SIMPLE SUMMARY: Cells possess several pathways that repair DNA damage. One of these pathways is homologous recombination repair (HR), a pathway responsible for the repair of double-strand DNA breaks. In cancer, HR is sometimes dysfunctional, leading to genomic instability. The genomic instability observed in HR-deficient (HRD) tumors has been suggested to alter immunogenicity and render these tumors more susceptible to immunotherapy. In this review, we summarize the available evidence for an association between HRD and tumor immunogenicity.
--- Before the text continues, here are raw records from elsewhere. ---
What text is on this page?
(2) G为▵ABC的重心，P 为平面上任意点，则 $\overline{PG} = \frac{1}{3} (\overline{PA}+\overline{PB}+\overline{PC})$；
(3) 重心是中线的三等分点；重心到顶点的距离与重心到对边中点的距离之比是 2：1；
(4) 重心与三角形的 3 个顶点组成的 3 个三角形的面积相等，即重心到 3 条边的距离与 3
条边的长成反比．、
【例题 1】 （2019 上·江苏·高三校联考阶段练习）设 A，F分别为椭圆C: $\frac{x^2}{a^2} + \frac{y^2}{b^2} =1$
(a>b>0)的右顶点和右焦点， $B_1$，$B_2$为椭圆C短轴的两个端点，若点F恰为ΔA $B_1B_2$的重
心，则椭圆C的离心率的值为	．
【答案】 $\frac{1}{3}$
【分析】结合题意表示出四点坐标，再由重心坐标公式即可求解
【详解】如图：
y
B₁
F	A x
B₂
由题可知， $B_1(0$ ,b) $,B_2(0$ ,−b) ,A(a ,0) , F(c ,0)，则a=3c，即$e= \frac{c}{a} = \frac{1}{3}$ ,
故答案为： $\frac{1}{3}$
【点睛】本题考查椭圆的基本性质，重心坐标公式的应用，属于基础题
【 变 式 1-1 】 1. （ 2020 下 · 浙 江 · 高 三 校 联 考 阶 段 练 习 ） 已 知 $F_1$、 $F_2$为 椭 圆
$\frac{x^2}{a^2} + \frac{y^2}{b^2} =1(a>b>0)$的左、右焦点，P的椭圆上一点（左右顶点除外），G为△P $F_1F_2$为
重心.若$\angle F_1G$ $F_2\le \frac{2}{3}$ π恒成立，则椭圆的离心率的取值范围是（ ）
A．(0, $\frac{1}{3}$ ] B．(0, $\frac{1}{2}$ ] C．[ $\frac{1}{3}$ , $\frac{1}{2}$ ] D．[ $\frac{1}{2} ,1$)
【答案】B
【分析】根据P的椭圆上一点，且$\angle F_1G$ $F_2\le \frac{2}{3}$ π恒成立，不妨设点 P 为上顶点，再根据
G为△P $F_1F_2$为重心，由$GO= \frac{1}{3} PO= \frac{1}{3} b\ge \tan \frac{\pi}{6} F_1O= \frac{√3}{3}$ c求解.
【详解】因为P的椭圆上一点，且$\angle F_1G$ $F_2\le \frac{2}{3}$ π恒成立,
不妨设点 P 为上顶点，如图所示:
Although there are indications for increased efficacy of checkpoint inhibitors in HRD tumors, data from prospective studies is needed to validate whether HRD can function as a biomarker for patient selection. The extensive overview provided here can be used to guide further research in the field. ABSTRACT: Homologous recombination repair deficiency (HRD) can be observed in virtually all cancer types. Although HRD sensitizes tumors to DNA-damaging chemotherapy and poly(ADP-ribose) polymerase (PARP) inhibitors, all patients ultimately develop resistance to these therapies. Therefore, it is necessary to identify therapeutic regimens with a more durable efficacy. HRD tumors have been suggested to be more immunogenic and, therefore, more susceptible to treatment with checkpoint inhibitors. In this review, we describe how HRD might mechanistically affect antitumor immunity and summarize the available translational evidence for an association between HRD and antitumor immunity across multiple tumor types. In addition, we give an overview of all available clinical data on the efficacy of checkpoint inhibitors in HRD tumors and describe the evidence for using treatment strategies that combine checkpoint inhibitors with PARP inhibitors.